3.2 PPE, Isolation, and Transmission-Based Thinking
Key Takeaways
- PPE is selected by task, expected exposure, and isolation signage, not by how well the resident appears.
- Transmission-based precautions add contact, droplet, or airborne measures on top of standard precautions.
- The CNA follows posted instructions and facility policy, then asks the nurse before entering if the required PPE or task is unclear.
- Isolation care still requires dignity, call light access, clean supplies, meal support, hydration support, and prompt reporting.
PPE, isolation, and transmission-based thinking
Personal protective equipment, or PPE, creates a barrier between the CNA and infectious material. Gloves, gowns, masks, eye protection, and respirators only work when they are chosen correctly, put on before exposure, removed without contaminating skin or clothing, and discarded or stored according to policy. PPE is not a sign that a resident is dirty. It is a safety tool.
Standard precautions are used for everyone. Transmission-based precautions are added when the infection risk calls for extra barriers. The CNA must read door signs, care plan notes, and assignment information. If a sign conflicts with what you were told, or if the correct PPE is missing, stop and ask the nurse before entering for non-urgent care.
| Precaution type | Common clue in a scenario | CNA thinking |
|---|---|---|
| Contact | Draining wound, heavy diarrhea, contaminated surfaces, gown and gloves sign | Keep clothing and hands from touching germs on the resident or room items. |
| Droplet | Coughing illness, mask sign, close face-to-face care | Protect nose, mouth, and eyes from large respiratory droplets. |
| Airborne | Special room, respirator requirement, posted restricted entry | Follow facility rules and nurse direction before entering. |
| Protective or special isolation | Resident is highly vulnerable | Protect the resident from organisms brought into the room. |
Putting on PPE is called donning. A common sequence is gown, mask or respirator, eye protection, and gloves. Facility policy and the type of isolation may vary, so use the posted process. Gloves usually cover the cuff of the gown. PPE should fit closely enough to protect you but should not interfere with safe body mechanics or resident handling.

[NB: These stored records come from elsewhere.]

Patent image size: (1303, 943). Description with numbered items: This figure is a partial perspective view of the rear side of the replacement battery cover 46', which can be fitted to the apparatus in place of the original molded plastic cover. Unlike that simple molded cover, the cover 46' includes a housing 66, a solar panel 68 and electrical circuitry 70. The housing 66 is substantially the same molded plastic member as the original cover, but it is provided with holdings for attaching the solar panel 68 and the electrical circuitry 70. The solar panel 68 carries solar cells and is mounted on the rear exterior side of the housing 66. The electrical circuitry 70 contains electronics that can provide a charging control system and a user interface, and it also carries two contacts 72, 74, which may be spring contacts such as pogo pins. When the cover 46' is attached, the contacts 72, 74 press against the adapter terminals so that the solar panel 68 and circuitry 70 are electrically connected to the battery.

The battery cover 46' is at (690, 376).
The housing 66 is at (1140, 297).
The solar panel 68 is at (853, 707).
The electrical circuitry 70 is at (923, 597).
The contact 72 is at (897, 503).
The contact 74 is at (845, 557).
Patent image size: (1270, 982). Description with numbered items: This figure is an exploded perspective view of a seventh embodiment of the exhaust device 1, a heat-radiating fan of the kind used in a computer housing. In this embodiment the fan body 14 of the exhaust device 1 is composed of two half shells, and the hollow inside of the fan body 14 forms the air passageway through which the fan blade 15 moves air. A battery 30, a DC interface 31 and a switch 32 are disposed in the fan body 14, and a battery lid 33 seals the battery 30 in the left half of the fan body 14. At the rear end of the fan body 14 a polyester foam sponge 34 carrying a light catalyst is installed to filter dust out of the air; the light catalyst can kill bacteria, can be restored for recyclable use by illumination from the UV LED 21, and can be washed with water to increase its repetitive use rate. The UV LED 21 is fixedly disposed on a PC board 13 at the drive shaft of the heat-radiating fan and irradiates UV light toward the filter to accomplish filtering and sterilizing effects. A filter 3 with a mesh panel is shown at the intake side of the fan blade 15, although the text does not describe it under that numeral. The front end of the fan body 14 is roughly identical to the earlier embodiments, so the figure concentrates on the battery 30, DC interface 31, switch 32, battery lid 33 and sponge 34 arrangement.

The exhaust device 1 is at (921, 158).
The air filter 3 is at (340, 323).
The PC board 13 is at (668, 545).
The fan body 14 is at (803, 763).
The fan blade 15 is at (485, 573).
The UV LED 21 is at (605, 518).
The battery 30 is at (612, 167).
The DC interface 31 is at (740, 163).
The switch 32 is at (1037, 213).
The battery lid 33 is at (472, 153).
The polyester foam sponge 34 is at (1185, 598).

Removing PPE is called doffing, and this is where many contamination errors happen. The outside of gloves and gowns is considered contaminated. Remove gloves without touching bare skin to the outside. Remove the gown by handling the inside or ties according to training. Perform hand hygiene at the point required by policy. Remove eye protection and mask by straps or ties, not the front. Clean hands again when indicated.
The CNA role includes helping isolation feel less isolating. A resident on precautions still has rights, privacy, dignity, nutrition, hydration, toileting help, oral care, repositioning, mobility assistance as ordered, and call light access. Do not leave trays, water, or personal items out of reach because the room takes extra time. Plan supplies before entering so you do not repeatedly cross from clean areas to contaminated areas.
PPE choices are task based. Gloves are needed for contact with blood, body fluids, mucous membranes, non-intact skin, contaminated linens, or contaminated equipment. A gown is used when clothing may contact contaminated material or the resident on contact precautions. A mask and eye protection may be needed for splash risk or droplet precautions. The CNA should never improvise a respirator or ignore an airborne sign. That requires facility-directed equipment and fit or training rules.
Visitors may ask if they really need PPE. The CNA should not argue or give medical exceptions. Politely point to the sign, offer to get the nurse, and report refusal or confusion. If a family member enters without required PPE, tell the nurse. The CNA protects the resident and facility process but does not create independent isolation rules.
Scenario decision aid:
- Read the sign and assignment before entry.
- Ask what task will be done and what exposure is likely.
- Gather needed clean supplies before donning PPE.
- Don PPE in the correct area and order.
- Keep clean items clean inside the room.
- Remove PPE slowly and clean hands at required points.
- Report missing PPE, unclear instructions, symptoms, exposure, or visitor concerns to the nurse.
On exam questions, avoid answers that skip PPE because the task is quick. Also avoid answers that delay urgent safety needs. If a resident is choking, falling, or in immediate danger, call for help and act within facility emergency training while protecting yourself as much as possible.
You are assigned to answer a call light in a room with a contact precautions sign that says gown and gloves. The resident says the urinal spilled on the floor. What should you do before entering for routine cleanup assistance?
A family member is about to enter a droplet precautions room without a mask. What is the best CNA response?
You enter an isolation room and notice the box of required gloves is empty. The resident is stable and needs routine linen straightening. What should you do?